An incredibly important event in my life occurred when my progressed ascendant was exactly conjunct natal Pluto…So Pluto isn’t necessarily at all malignant…
Oh wow. Yes. I did this back in 2000. I made a big mistake that was time sensitive and missed out on something I knew was the right choice, but it was too late and I had to make do with something that felt all wrong. I was all out of sorts for years afterwards. Years! I clung to it, thinking I could will it back somehow, maybe in a different form. It was pure torture what I was doing to myself. I even said that I was living in “fake time” and that it didn’t count, because I thought I could wait out the year and make up for it later. It was such a waste. I don’t recommend it.
Hi Everyone! I completely understand. I’m all for change and reinventing yourself (when necessary, especially)! I have Uranus and Leo stuff natal in the first here…

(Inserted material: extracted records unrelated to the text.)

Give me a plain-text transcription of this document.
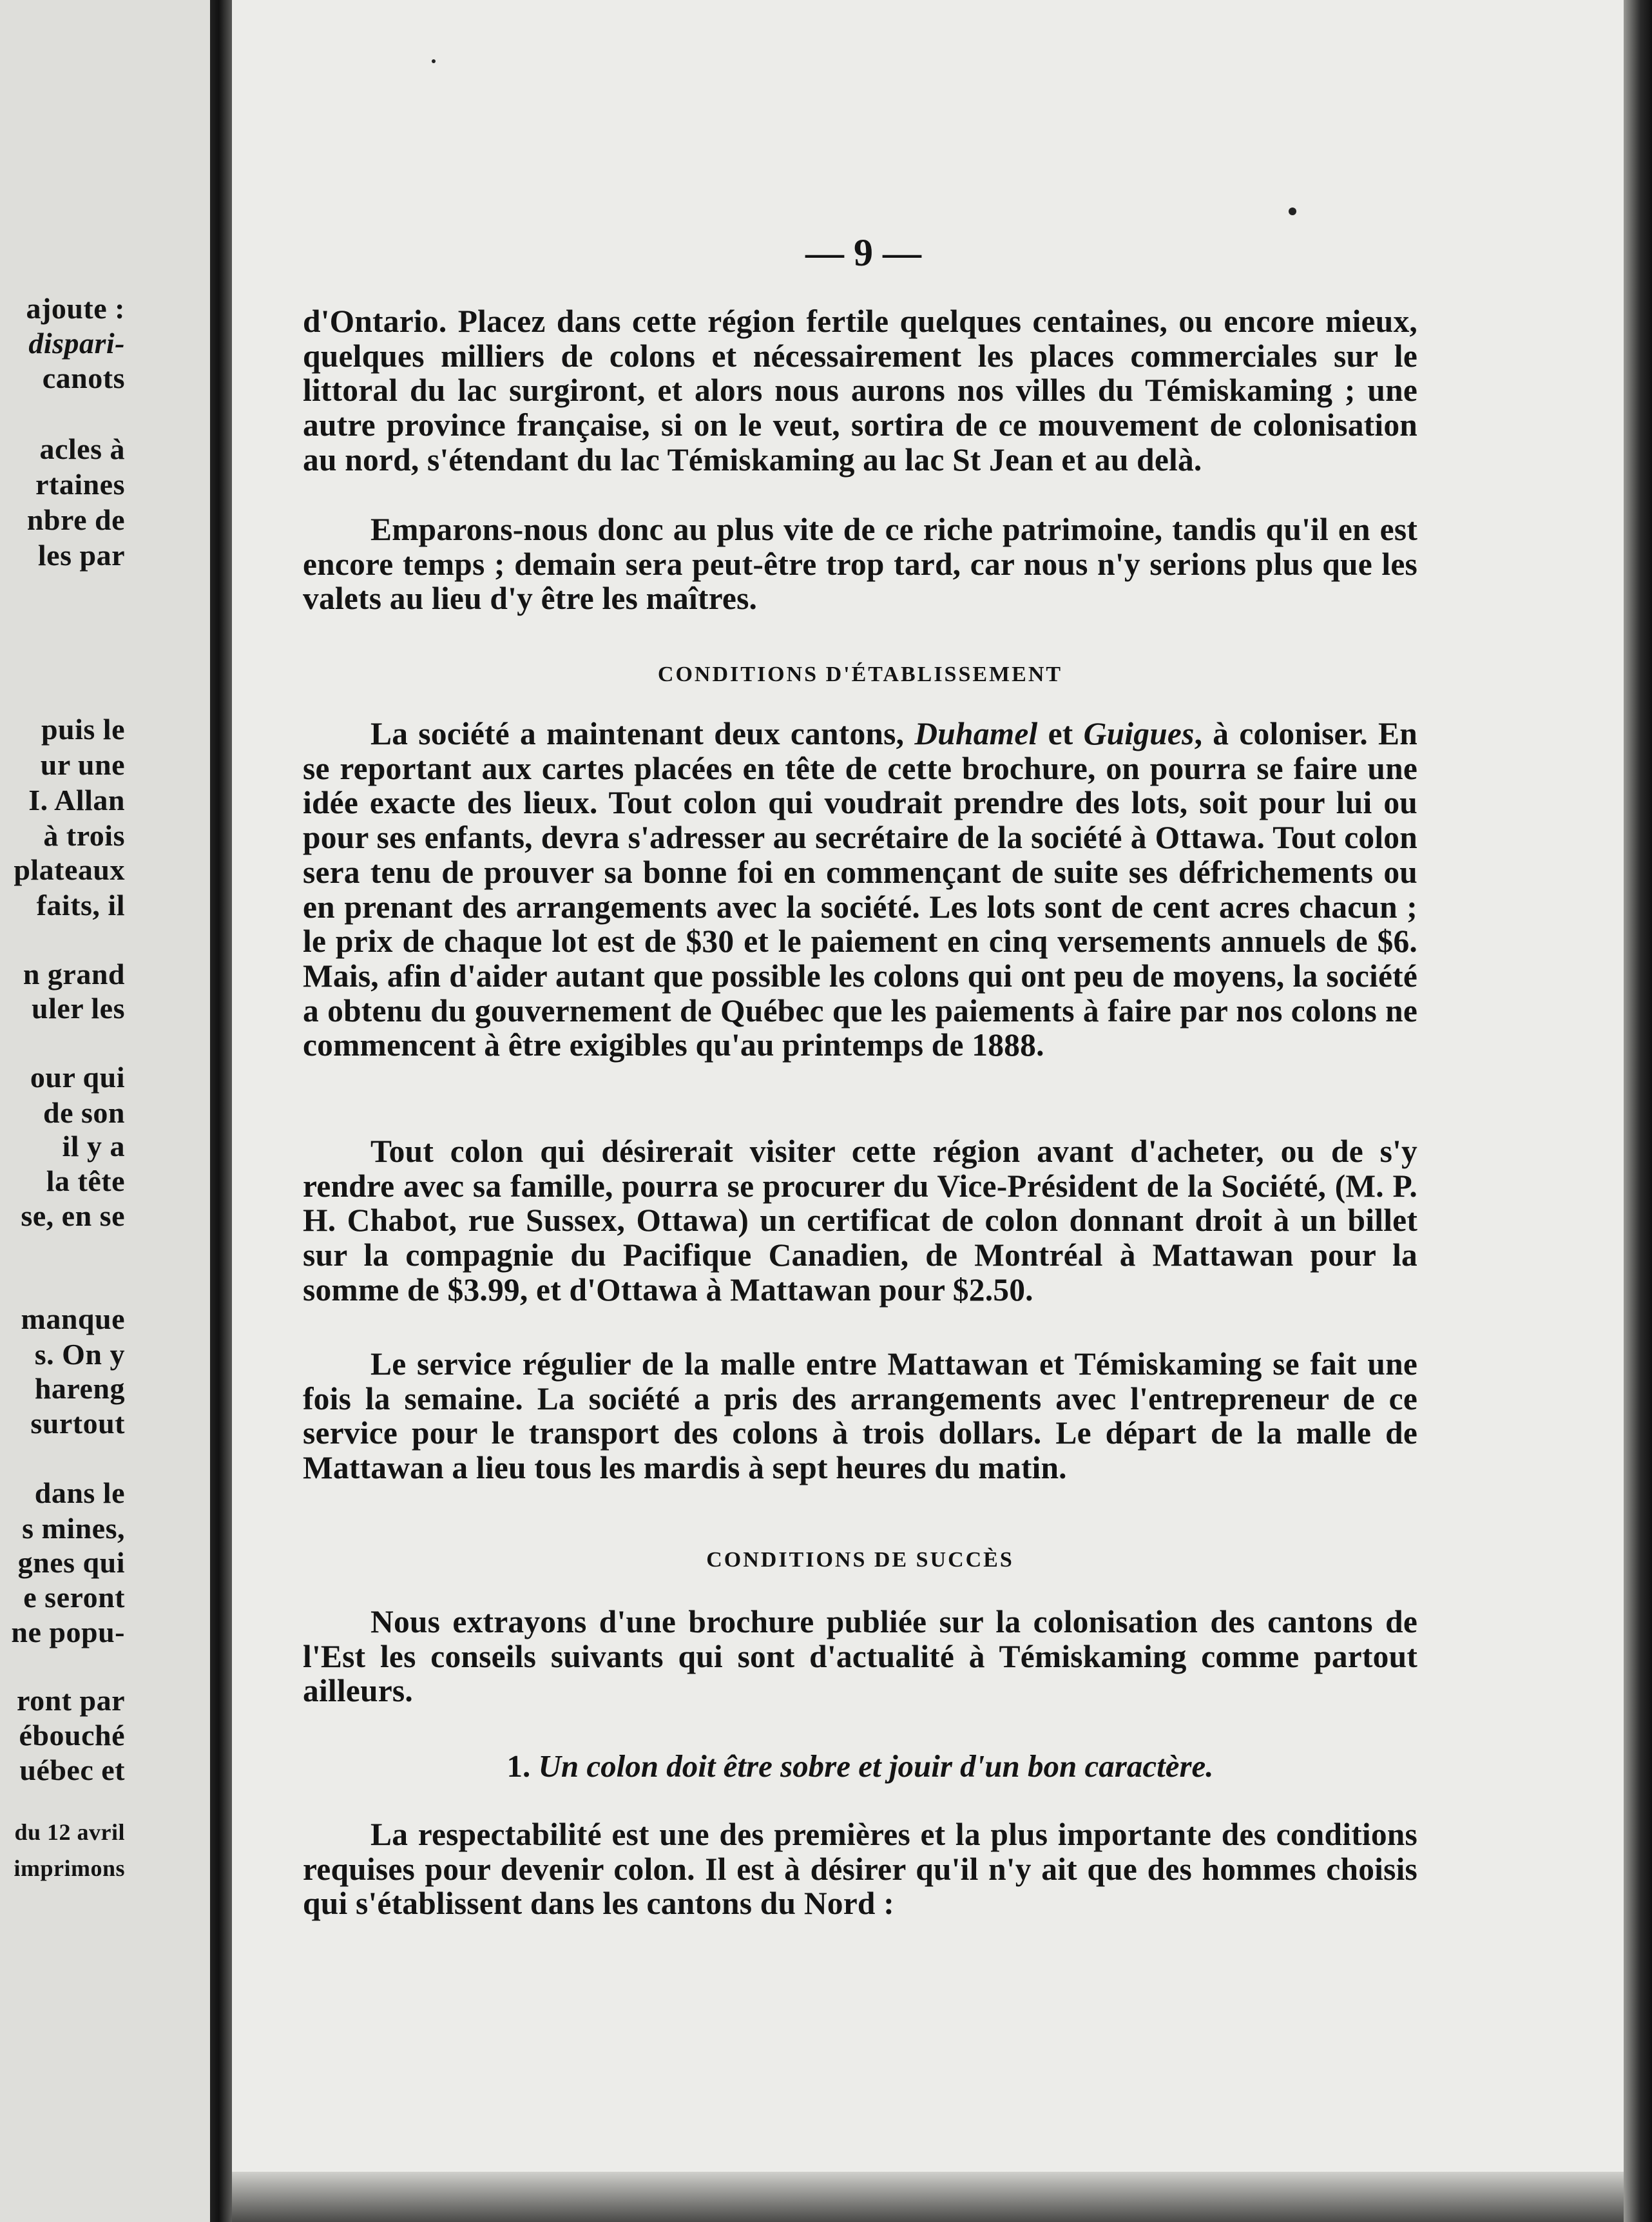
ajoute :
dispari-
canots
acles à
rtaines
nbre de
les par
puis le
ur une
I. Allan
à trois
plateaux
faits, il
n grand
uler les
our qui
de son
il y a
la tête
se, en se
manque
s. On y
hareng
surtout
dans le
s mines,
gnes qui
e seront
ne popu-
ront par
ébouché
uébec et
du 12 avril
imprimons
— 9 —

d'Ontario. Placez dans cette région fertile quelques centaines, ou encore mieux, quelques milliers de colons et nécessairement les places commerciales sur le littoral du lac surgiront, et alors nous aurons nos villes du Témiskaming ; une autre province française, si on le veut, sortira de ce mouvement de colonisation au nord, s'étendant du lac Témiskaming au lac St Jean et au delà.

Emparons-nous donc au plus vite de ce riche patrimoine, tandis qu'il en est encore temps ; demain sera peut-être trop tard, car nous n'y serions plus que les valets au lieu d'y être les maîtres.

CONDITIONS D'ÉTABLISSEMENT

La société a maintenant deux cantons, Duhamel et Guigues, à coloniser. En se reportant aux cartes placées en tête de cette brochure, on pourra se faire une idée exacte des lieux. Tout colon qui voudrait prendre des lots, soit pour lui ou pour ses enfants, devra s'adresser au secrétaire de la société à Ottawa. Tout colon sera tenu de prouver sa bonne foi en commençant de suite ses défrichements ou en prenant des arrangements avec la société. Les lots sont de cent acres chacun ; le prix de chaque lot est de $30 et le paiement en cinq versements annuels de $6. Mais, afin d'aider autant que possible les colons qui ont peu de moyens, la société a obtenu du gouvernement de Québec que les paiements à faire par nos colons ne commencent à être exigibles qu'au printemps de 1888.

Tout colon qui désirerait visiter cette région avant d'acheter, ou de s'y rendre avec sa famille, pourra se procurer du Vice-Président de la Société, (M. P. H. Chabot, rue Sussex, Ottawa) un certificat de colon donnant droit à un billet sur la compagnie du Pacifique Canadien, de Montréal à Mattawan pour la somme de $3.99, et d'Ottawa à Mattawan pour $2.50.

Le service régulier de la malle entre Mattawan et Témiskaming se fait une fois la semaine. La société a pris des arrangements avec l'entrepreneur de ce service pour le transport des colons à trois dollars. Le départ de la malle de Mattawan a lieu tous les mardis à sept heures du matin.

CONDITIONS DE SUCCÈS

Nous extrayons d'une brochure publiée sur la colonisation des cantons de l'Est les conseils suivants qui sont d'actualité à Témiskaming comme partout ailleurs.

1. Un colon doit être sobre et jouir d'un bon caractère.

La respectabilité est une des premières et la plus importante des conditions requises pour devenir colon. Il est à désirer qu'il n'y ait que des hommes choisis qui s'établissent dans les cantons du Nord :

However, I feel more free and alive than in a long time. I’m old now but I actually feel a re-awakening, a return to my old TRUE self (what I really wanted to be but let others dictate me). Yeah, I do stupid things sometimes, but hey, it’s ok as long as I’m not an idiot, in my opinion.
But yes, I AM stepping away from a corpse, a corpse of a younger, unsure, insecure version…who had goals and dreams and wishes…that I am now allowing to happen, not letting others disparage me…
So now it’s 2022, I think I missed this in 2012 and 2021.
Reading it makes me think of this guy I am fond of. He’s been a bartender his whole adult life but desperately wants to exit that career path. We’ve talked about it on and off for the 2.5 years we’ve been close enough to talk about it. He will not rip the band aid off and leave the job, though even though he knows he needs to for his own sanity! I don’t know if it’s his fixed Leo moon or his 10th house Cancer sun, being emotional about his job-career?
On my end, he’s probably a corpse I need to step away from!